2.2 Objective 2: Drinking-Water Sampling and Analysis
The WATER Study team successfully completed water collection, chemical analysis, and participant result reports for three sampling campaigns: (1) Bradford County, PA (n=94 homes in 2018); (2) Belmont and Monroe Counties, OH (n=161 in 2019); and (3) Doddridge, Marshall, Tyler, and Wetzel Counties, WV (n=58 in 2020). Home visits involved administration of a detailed questionnaire to a head-of-household, followed by collection of untreated well water and treated water for those homes with water softening or other treatment systems, and collection of GPS coordinates of the homes and drinking-water wells. Analysis of the 2018, 2019, and 2020 water samples for nearly 100 inorganic and organic analytes has been completed.
Stakeholder Engagement.

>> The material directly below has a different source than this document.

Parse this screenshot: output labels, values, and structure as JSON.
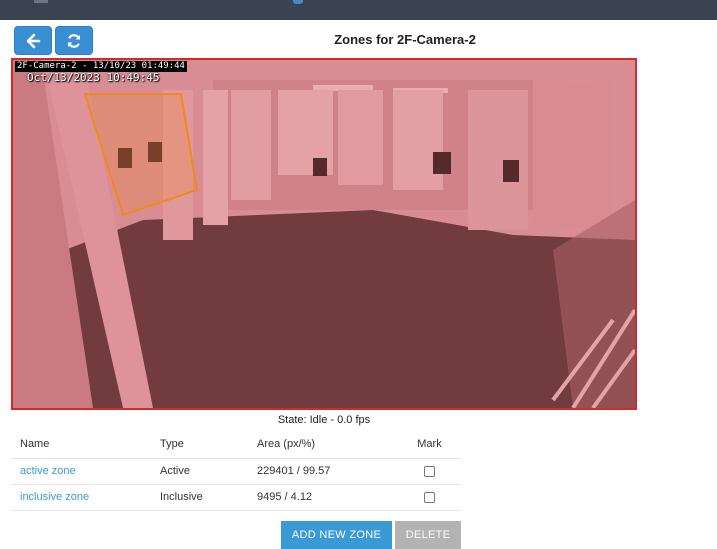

A study website (http://waterstudy.yale.edu) was created and updated throughout the project period to disseminate information about the study to federal and state agencies, as well as to the general public. The project PIs informed the Project Officer and officials at state agencies, including the Pennsylvania Department of Environmental Protection, the Ohio Department of Natural Resources, the Ohio Department of Public Health, and the West Virginia Office of Epidemiology and Prevention Services, of the project team’s intention to collect household water samples in their regions.
Participant Recruitment. To recruit participants for the sampling campaigns, informational postcards were created and mailed to households in several zip codes within targeted counties of PA, OH, and WV. In addition, project staff posted informational flyers at local businesses, distributed flyers at community events, posted to websites of local organizations and community groups, and advertisements were placed in local newspapers. A Facebook page was also created as an outreach and recruitment tool. A call center at Yale was staffed to respond to inquiries from potential participants, screen individuals for study eligibility, and schedule household visits.
Household Water Collection and Surveys. Home visits in PA, OH, and WV were conducted by sampling teams of 2-3 in-person data collectors. Informed consent and a 50-question survey were administered in-person in PA and OH and by telephone in WV. The survey purpose was to gain demographic information, as well as information on home and drinking-water characteristics. The home visit also involved water collection. Untreated water samples were collected at every household, typically (but not always) at an outdoor spigot, while treated water samples from those households in PA and OH with treatment systems were usually taken at the kitchen tap. A total of 313 home visits were completed during the project.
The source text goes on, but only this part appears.